El Perú cerró el 2024 con un crecimiento económico del 3.1 %, según el Banco Mundial, marcando una recuperación tras los desafíos del 2023. Este avance fue impulsado por un mayor consumo interno, inversiones en proyectos emblemáticos y exportaciones sólidas. Entre los hitos destacaron la entrada en operación del Puerto de Chancay y la ampliación del Aeropuerto Jorge Chávez, que fortalecieron la posición del país como un hub logístico regional, incrementando la capacidad de exportación en hasta un 20 %. "Estas infraestructuras diversifican nuestra actividad comercial y consolidan el rol estratégico del Perú en la región", explicó Juan Carlos Ocampo, economista de la Universidad Privada del Norte.

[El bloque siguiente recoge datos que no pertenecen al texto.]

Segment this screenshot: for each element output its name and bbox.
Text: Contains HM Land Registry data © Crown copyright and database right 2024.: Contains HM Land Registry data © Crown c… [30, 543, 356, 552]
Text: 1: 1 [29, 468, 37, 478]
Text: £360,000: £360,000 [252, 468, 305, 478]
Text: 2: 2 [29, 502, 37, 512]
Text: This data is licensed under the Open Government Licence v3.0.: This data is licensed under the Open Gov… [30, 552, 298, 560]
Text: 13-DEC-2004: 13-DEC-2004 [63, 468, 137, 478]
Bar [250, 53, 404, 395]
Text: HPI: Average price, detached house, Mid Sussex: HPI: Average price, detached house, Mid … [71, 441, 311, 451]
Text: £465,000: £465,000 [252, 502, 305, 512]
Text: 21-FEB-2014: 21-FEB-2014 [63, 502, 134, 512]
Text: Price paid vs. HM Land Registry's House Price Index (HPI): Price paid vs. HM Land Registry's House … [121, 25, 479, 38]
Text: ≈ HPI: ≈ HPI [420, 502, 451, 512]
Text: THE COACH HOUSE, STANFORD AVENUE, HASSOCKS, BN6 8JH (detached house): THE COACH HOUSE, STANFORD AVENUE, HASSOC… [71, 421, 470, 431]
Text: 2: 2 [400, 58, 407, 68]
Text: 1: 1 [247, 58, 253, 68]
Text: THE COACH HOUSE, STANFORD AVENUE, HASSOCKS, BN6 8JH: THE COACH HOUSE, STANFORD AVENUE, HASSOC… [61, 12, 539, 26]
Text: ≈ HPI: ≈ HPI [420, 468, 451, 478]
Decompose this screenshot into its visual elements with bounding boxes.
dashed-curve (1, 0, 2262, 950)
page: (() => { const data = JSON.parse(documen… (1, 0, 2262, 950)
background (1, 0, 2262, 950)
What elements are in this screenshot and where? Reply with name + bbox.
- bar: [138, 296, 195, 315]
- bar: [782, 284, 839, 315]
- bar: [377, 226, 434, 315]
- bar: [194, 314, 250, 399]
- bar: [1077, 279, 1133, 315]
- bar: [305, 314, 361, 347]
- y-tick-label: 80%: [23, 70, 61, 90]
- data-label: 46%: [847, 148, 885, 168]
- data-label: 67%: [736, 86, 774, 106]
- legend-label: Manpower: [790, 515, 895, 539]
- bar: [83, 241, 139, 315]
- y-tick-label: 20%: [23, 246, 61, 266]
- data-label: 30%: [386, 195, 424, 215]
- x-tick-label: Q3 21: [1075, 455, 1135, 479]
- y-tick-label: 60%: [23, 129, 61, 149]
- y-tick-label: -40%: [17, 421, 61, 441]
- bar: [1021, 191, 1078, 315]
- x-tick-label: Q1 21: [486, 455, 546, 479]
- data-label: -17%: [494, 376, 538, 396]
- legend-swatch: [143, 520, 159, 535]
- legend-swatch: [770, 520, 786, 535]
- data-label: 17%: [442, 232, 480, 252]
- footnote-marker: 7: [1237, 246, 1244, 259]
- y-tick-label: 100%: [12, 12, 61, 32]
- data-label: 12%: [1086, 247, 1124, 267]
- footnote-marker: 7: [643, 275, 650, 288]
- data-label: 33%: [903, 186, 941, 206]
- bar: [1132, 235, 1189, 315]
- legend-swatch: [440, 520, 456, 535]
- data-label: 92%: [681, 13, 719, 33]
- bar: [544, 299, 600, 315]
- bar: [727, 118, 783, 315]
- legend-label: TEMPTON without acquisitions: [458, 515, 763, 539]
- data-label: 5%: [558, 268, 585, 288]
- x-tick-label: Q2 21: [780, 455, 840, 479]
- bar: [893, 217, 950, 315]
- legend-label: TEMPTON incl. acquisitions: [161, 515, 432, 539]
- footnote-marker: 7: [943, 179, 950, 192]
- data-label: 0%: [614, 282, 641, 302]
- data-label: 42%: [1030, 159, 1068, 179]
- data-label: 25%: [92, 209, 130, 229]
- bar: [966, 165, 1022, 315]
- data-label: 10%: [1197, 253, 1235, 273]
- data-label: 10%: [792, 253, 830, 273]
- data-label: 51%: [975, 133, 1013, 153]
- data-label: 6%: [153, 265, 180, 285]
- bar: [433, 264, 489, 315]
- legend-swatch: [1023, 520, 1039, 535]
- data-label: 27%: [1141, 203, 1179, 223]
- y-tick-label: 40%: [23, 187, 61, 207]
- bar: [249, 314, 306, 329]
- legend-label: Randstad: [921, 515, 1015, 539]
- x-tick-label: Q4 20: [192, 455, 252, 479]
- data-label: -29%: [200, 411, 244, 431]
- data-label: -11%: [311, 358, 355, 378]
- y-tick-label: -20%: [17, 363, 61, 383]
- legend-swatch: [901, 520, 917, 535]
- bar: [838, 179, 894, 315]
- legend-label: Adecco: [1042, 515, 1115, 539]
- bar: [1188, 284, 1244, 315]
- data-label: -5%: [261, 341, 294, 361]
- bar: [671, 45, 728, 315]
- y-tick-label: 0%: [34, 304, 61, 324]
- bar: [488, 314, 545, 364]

La minería desempeñó un papel fundamental gracias al aumento en los precios y la producción de cobre, lo que contribuyó a estabilizar el tipo de cambio y contener la inflación. Otros sectores como la pesca crecieron más del 20 % por condiciones climáticas favorables, mientras que proyectos como la Línea 2 del Metro de Lima generaron empleo y sentaron bases para la competitividad futura. Sin embargo, Ocampo advirtió que es necesario diversificar las fuentes de ingreso para reducir la dependencia de los ciclos de precios altos. Para el 2025, se proyecta un crecimiento cercano al 3 %, sostenido por obras regionales, expansión del sector agroexportador y nuevos tratados comerciales. “Evitar medidas populistas y gestionar eficientemente las finanzas públicas será clave para mantener esta trayectoria positiva”, concluyó el economista.